Compare Neural Activity Across States¶

This tool uses 1.0 compute credits per hour.

Overview¶

The Compare Neural Activity Across States tool during states tool calculates the average modulation during user specified states. Specifically, this tool calculates the modulation of neurons during each state and validates modulation by permutation testing. It then uses the significance of the modulation scores to identify whether each neuron is up or down regulated during these states.

Input Data¶

This tool accepts either a single state, or two opposing states. If only one state is specified, the function will compare activity levels against a placeholder state of random periods of the recording not during the specified state the same length as the specified state. If two states are specified, the function will compare the activity levels of the two states against each other.

Valid Inputs¶

Source Parameter	File Type	File Format
Cell Set File(s)	cell_set	isxd
Annotations File	experiment_annotations	parquet

Generating synchronized annotation files

You can generate the synchronized annotation file by running one of these synchronization tools:

Parameters¶

Parameter	Required?	Default	Description
Cell Set File(s)	True	N/A	ISXD cell set file(s)
Annotations File	True	N/A	Experiment Annotations file
State A	True	N/A	Name of first state to analyze. This state should exist in the annotations file.
State B	False	N/A	Name of second state to compare against (optional). If blank, comparison will be made to times not in state A
Column Name	True	state	Column name in annotations file with states
Number of Shuffles	False	1000	Number of shuffles to determine if a neuron is significantly modulated by state
Significance Threshold	False	0.01	Significance threshold (alpha) below which p-values are considered significant.
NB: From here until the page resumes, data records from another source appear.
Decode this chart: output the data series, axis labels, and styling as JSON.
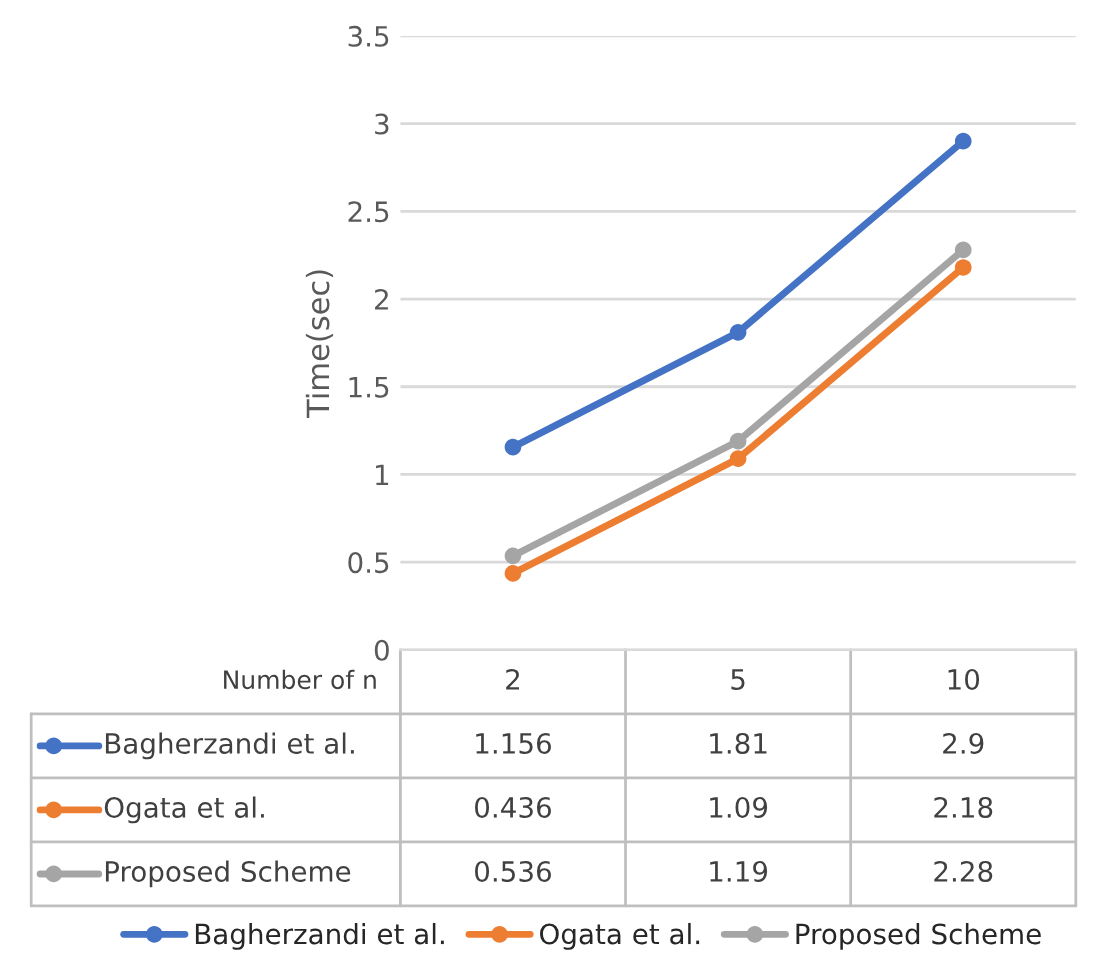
{
  "chart_data": {
    "type": "line",
    "ylabel": "Time(sec)",
    "xlabel": "Number of n",
    "categories": [
      "2",
      "5",
      "10"
    ],
    "series": [
      {
        "name": "Bagherzandi et al.",
        "color": "#4472c4",
        "values": [
          1.156,
          1.81,
          2.9
        ]
      },
      {
        "name": "Ogata et al.",
        "color": "#ed7d31",
        "values": [
          0.436,
          1.09,
          2.18
        ]
      },
      {
        "name": "Proposed Scheme",
        "color": "#a5a5a5",
        "values": [
          0.536,
          1.19,
          2.28
        ]
      }
    ],
    "ylim": [
      0,
      3.5
    ],
    "yticks": [
      0,
      0.5,
      1,
      1.5,
      2,
      2.5,
      3,
      3.5
    ],
    "grid": "y",
    "legend": "bottom",
    "marker": "circle",
    "line_style": "solid",
    "data_labels": true
  }
}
Parameter	Required?	Description
Input files: Cell Set File	Yes	Cell set file `.isxd` to analyze, or series of cell set files.
Input files: Annotations File	Yes	corresponding synchronized `annotations.parquet` file generated by previous synchronization analysis
States: State A	Yes	Name of the first state to compare
States: State B	No	Name of the second state, if any to compare against the first state
Parameters: Number of shuffles	No	Value that defines the number of shuffled to perform during the permutation testing. Default value is 1000
Parameters: Column Name	No	Name of the column where the state data is. Default value is "state" from the synchronization tool

Algorithm details¶

graph TD A[Run population activity workflow] --> B[calculate modulation for each cell in each state]; A[Run population activity workflow] --> C[Plot cell traces]; B[calculate modulation for each cell in each state] --> D[Calculate significance of modulation by permutation testing]; B[calculate modulation for each cell in each state] --> E[Plot comparison of modulation of states against each other for each individual cell]; D[Calculate significance of modulation by permutation testing] --> F[Classify neurons as up/down/non-regulated by significance value]; E[Plot comparison of modulation of states against each other for each individual cell] --> G[Plot comparison of mean neuron response per state]; F[Classify neurons as up/down/non-regulated by significance value] --> H[Plot Cell Maps with modulated neurons colored]

The tool uses several metrics to measure and analyze population activity, described in the following sections

Average measures¶

When the activity of a cell is measured, the mean of the calcium trace is used.

Modulation score¶

The modulation score is calculated using a difference/sum formula. Specifically

\[ \frac{ \text{mean trace activity during state} - \text{mean trace activity not during state} }{ \text{mean traceactivity during state} + \text{mean trace activity not during state} } \]

Significance level¶

The significance level is determined using circular permutation, where the state labels are shuffled and the modulation score is recalculated. The p-value is calculated as the minimum between the proportion shuffeled scores greater than the original score and the proportion of shuffled scores less than the original score.

This means that the specificity of the p-value is determined by the number of shuffles performed. (e.g. 1000 shuffles will give a p-value with a resolution of 0.001)

Outputs¶

The tool will return a .csv file with individual cells as rows, and the columns for each state analyzed. If only one state is provided, then state 2 will be a placeholder state for "not during state". The columns will contain the average activity of each cell in each state, the modulation score, p-value, and modulation identity for each cell in each state.

An example output file looks like this:

name	State 1 raw modulation score	State 1 p-value	State 1 modulation identity	State 1 mean activity	State 2 (or placeholder) raw modulation score	State 2 p-value	State 2 mean activity
C000	-0.057537501	0.256	0	8.013278525	0.055948157	0.204	10.88235528
C001	0.321526855	0.006	1	14.86207092	0.140212216	0.058	8.404072915
C002	-0.218330082	0.002	-1	-3.856631176	-0.020360241	0.24	0.290256447

Previews¶

The tool will also generate two previews of the output data:

Cell Maps¶

This preview will display two panels. Each panel will show cell footprints from the cell set, and highlight footprints of up- or down-regulated cells during each state.

Neuron traces¶

This preview consists of three panels. The top panel displays the traces of all neurons (gray). The two states are shown in red and black. The bottom left panel shows a scatter plot of neuron activity in the two states. Each dot is a single neuron. The bottom right panel shows a bar plot of average neuron response in each state.